I want to render the map of the game as isometric. So, I need to use basic math tricks for it. Let's draw a sketch for it. Normally, the map's structure could be represented by a 2d grid. If we convert the map to isometric, the tiles of the map's positions look like it visually:

The red dot on the map represents the top left of the tiles. The isometric tile's height size could be half of the tile's width as the lowest value: I use pygame for making a game that doesn't work according to the cartesian coordinate system. The display just shows objects with (|x|, |y|) (positive) coordinates. Anyway, It's not important for now. I need to create an algorithm with reference to the above image. There are some calculations in the below image that contains what we use the formula for locating tiles on the screen correctly:
If we code according to what we've got and the result:
Isometric Tilemap
I can generate a texture for square texture, but it's not valid for the diamond shape. My next goal is creating a texture for use in an isometric map. ❔

That's our struct of isometric tile:
struct of isometric tile

So I generated an isometric surface according to the above image's struct. The function is returned this result. Well, I didn't remove the black background from the surface, but I will.
Also, we have to give a texture effect to this surface. I will do it via bitwise operations on the pixels' color. Finally, I can generate isometric tiles with a texture like the below image:
The game map has to be an isometric view. We're going to convert the top-down map to the isometric map. That's going to be tough.. (15 minutes later) No, it's not 🐣.
isometric game programming

But I couldn't see half of the map as can be seen from the above image  That's normal, because if you look at the second image in the post gives an idea of why we got this result.

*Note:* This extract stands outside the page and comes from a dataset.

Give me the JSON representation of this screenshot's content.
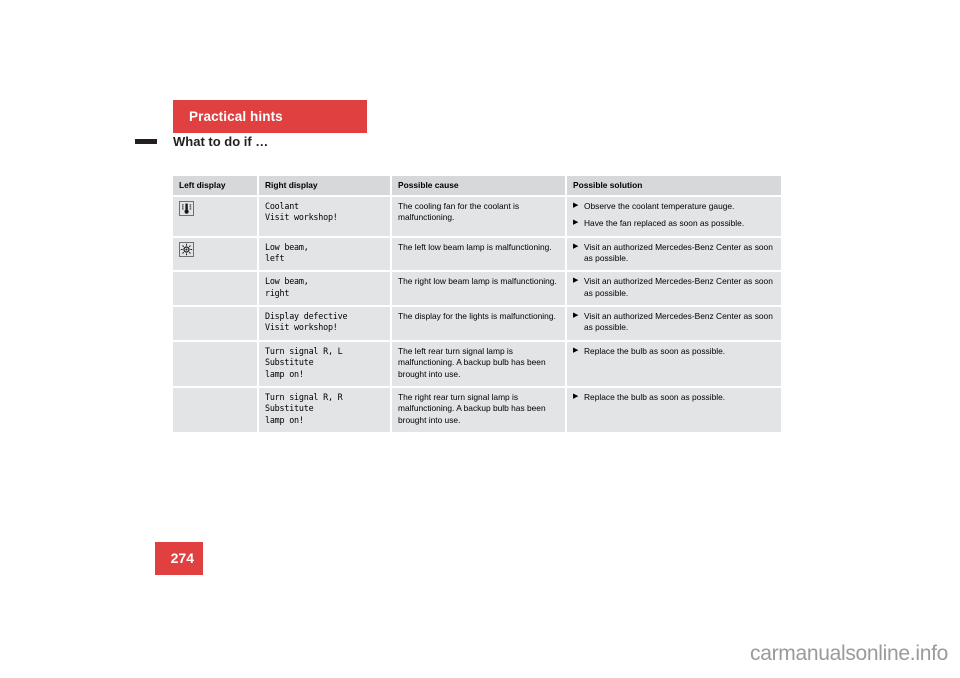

When I look at the task manager:

Oh boy! I have to find a more efficient rendering system for my prototype. Normally, I'm using the render method that is every tile blitting on the one surface before the game loop. This method could be useful in some situations like low size map. However, we want to generate an immense world and there is bound for surface's dimension and of course, it's the reason for the high ram usage, I guess. Pygame uses CPU instead of GPU. So, I settled to use the chunk method. Make it clear, we have tiles and some parts of these tiles will be located on the chunk, so this chunk will contain tiles as we determine the amount. These chunks have a position to render it. Let's draw somethings about the chunk:
Chunk Render Method
I made inferences about chunks data structs in the below image:
Chunking Algorithm

This change will be not easy on the current project with broken form therefore, I'm creating a new template for it, IMO the less the better.

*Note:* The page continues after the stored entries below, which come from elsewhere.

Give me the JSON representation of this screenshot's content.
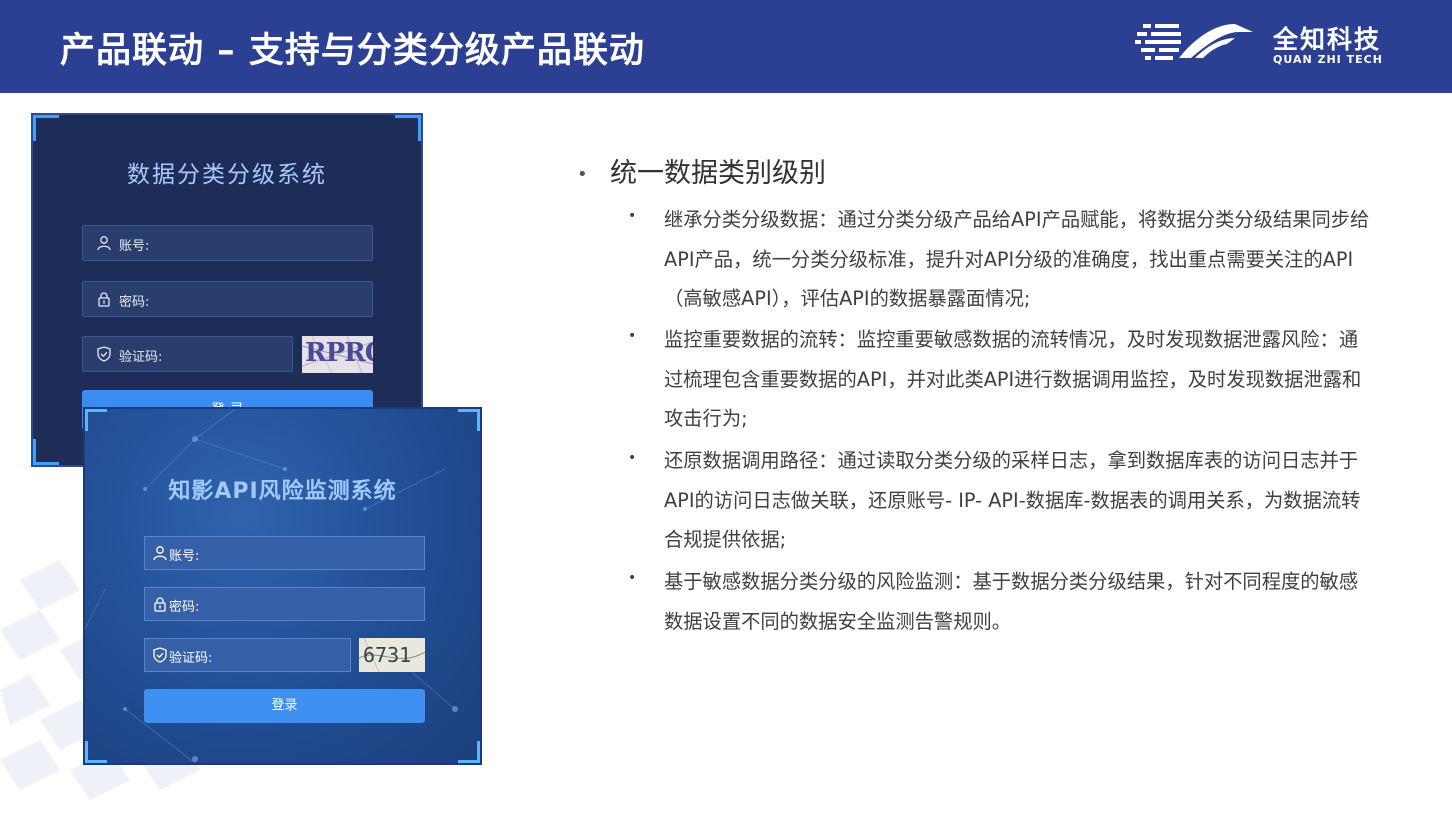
{
  "header": {
    "title": "产品联动 – 支持与分类分级产品联动",
    "logo_cn": "全知科技",
    "logo_en": "QUAN ZHI TECH"
  },
  "login_window_1": {
    "title": "数据分类分级系统",
    "account_label": "账号:",
    "password_label": "密码:",
    "captcha_label": "验证码:",
    "captcha_text": "RPRQ",
    "login_button": "登 录"
  },
  "login_window_2": {
    "title": "知影API风险监测系统",
    "account_label": "账号:",
    "password_label": "密码:",
    "captcha_label": "验证码:",
    "captcha_text": "6731",
    "login_button": "登录"
  },
  "content": {
    "main_heading": "统一数据类别级别",
    "bullets": [
      "继承分类分级数据：通过分类分级产品给API产品赋能，将数据分类分级结果同步给API产品，统一分类分级标准，提升对API分级的准确度，找出重点需要关注的API（高敏感API），评估API的数据暴露面情况;",
      "监控重要数据的流转：监控重要敏感数据的流转情况，及时发现数据泄露风险：通过梳理包含重要数据的API，并对此类API进行数据调用监控，及时发现数据泄露和攻击行为;",
      "还原数据调用路径：通过读取分类分级的采样日志，拿到数据库表的访问日志并于API的访问日志做关联，还原账号- IP- API-数据库-数据表的调用关系，为数据流转合规提供依据;",
      "基于敏感数据分类分级的风险监测：基于数据分类分级结果，针对不同程度的敏感数据设置不同的数据安全监测告警规则。"
    ]
  },
  "colors": {
    "header_bg": "#2b3f93",
    "accent_blue": "#3b8cf2",
    "login1_bg": "#1d2d57",
    "login2_bg": "#214d93"
  }
}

I created an example map array and I try to my chunk function to split the array into chunk:
Split array into chunk with python
It fits my array and we got part of the solution. Those chunks will appear if certain conditions are valid. The range values calculated for the chunks between range values will be displayed in the image below:
chunking algorithm

Finally, I could start implementing this chunking algorithm for rendering maps according to the image above in my code(in template code). So it's the result:
Chunks in Pygame

It doesn't work as well, but it works. I looked Task Manager for prototype:
Pygame Efficient Usage
When the program started, surfaces of the chunks are created at the beginning. But what if, we are just creating the surfaces on the running loop when the conditions are met. We wouldn't store surfaces in brief, we will just render them when they are needed:
Pygame Performance Optimization
Looks like there is no difference (ram usage efficiency 15%) between them, however, there are very few surfaces, I suppose It is going to be useful for creating a massive map. In addition, if you have noticed, then we can generate an unlimited world. Because we are no longer dependent on surface maximum size.

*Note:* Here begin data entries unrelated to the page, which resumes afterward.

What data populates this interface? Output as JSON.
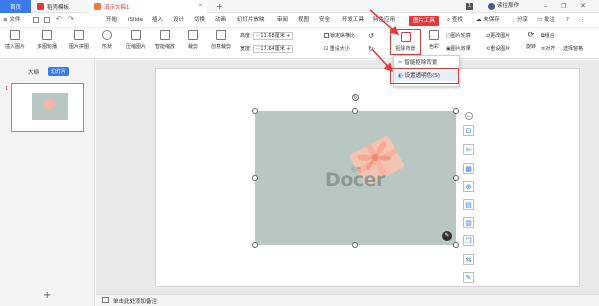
{
  "tabs": {
    "home": "首页",
    "docer": "稻壳模板",
    "active": "演示文稿1",
    "plus": "+"
  },
  "titlebar": {
    "user": "读往那作",
    "badge": "1"
  },
  "menu": {
    "file": "≡ 文件",
    "items": [
      "开始",
      "iSlide",
      "插入",
      "设计",
      "切换",
      "动画",
      "幻灯片放映",
      "审阅",
      "视图",
      "安全",
      "开发工具",
      "特色应用"
    ],
    "picture_tools": "图片工具",
    "search": "查找",
    "unsynced": "未保存",
    "share": "分享",
    "comment": "批注"
  },
  "ribbon": {
    "insert_picture": "插入图片",
    "multi_turn": "多图轮播",
    "picture_stitch": "图片拼图",
    "shape": "形状",
    "compress": "压缩图片",
    "smart_zoom": "智能缩放",
    "crop": "裁剪",
    "creative_crop": "创意裁剪",
    "height_label": "高度:",
    "height_value": "11.68厘米",
    "width_label": "宽度:",
    "width_value": "17.64厘米",
    "lock_ratio": "锁定纵横比",
    "reset_size": "重设大小",
    "remove_bg": "抠除背景",
    "color": "色彩",
    "picture_outline": "图片轮廓",
    "picture_effect": "图片效果",
    "change_picture": "更改图片",
    "reset_picture": "重设图片",
    "rotate": "旋转",
    "align": "对齐",
    "combine": "组合",
    "select_pane": "选择窗格"
  },
  "dropdown": {
    "smart_remove": "智能抠除背景",
    "set_transparent": "设置透明色(S)"
  },
  "leftpanel": {
    "outline": "大纲",
    "slides": "幻灯片",
    "slide_number": "1",
    "add": "+"
  },
  "slide_image": {
    "logo_text": "Docer",
    "logo_small": "稻壳"
  },
  "status": {
    "note_hint": "单击此处添加备注"
  },
  "colors": {
    "accent": "#e23a3a",
    "brand_blue": "#3b7be8",
    "image_bg": "#b9c7c2",
    "gift": "#f2b7a4"
  }
}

So I created a map that is occurred by 800x800 = 640,000 tiles. Each tile's dimension is 64x64, so the map's width is 800x64 = 51200px and when I looked at the task manager, I think the results are good:
Final Result of tilemap
According to these results, If I implement this chunking algorithm in my original code, I hope I will get better efficient results.

The project code is a mess for reviewing and reusable. Before implementing of chunking algorithm, I have to make better my code with an understandable struct of the project.

I arranged my project, and that looks fine except chunking algorithm. The algorithm works well at top-down rendering but there is a problem according to isometric rendering in the running of the game. Probably, It's about the location of the chunks. I'm putting this issue aside currently. I would like to work on the isometric movement of the character(temporary object). 

I typed a converter function called cartesian_to_isometric. After a few struggling problems, the character can move according to isometric calculations. Okay, I think that's enough for a devlog. I'm going to play BF3 now.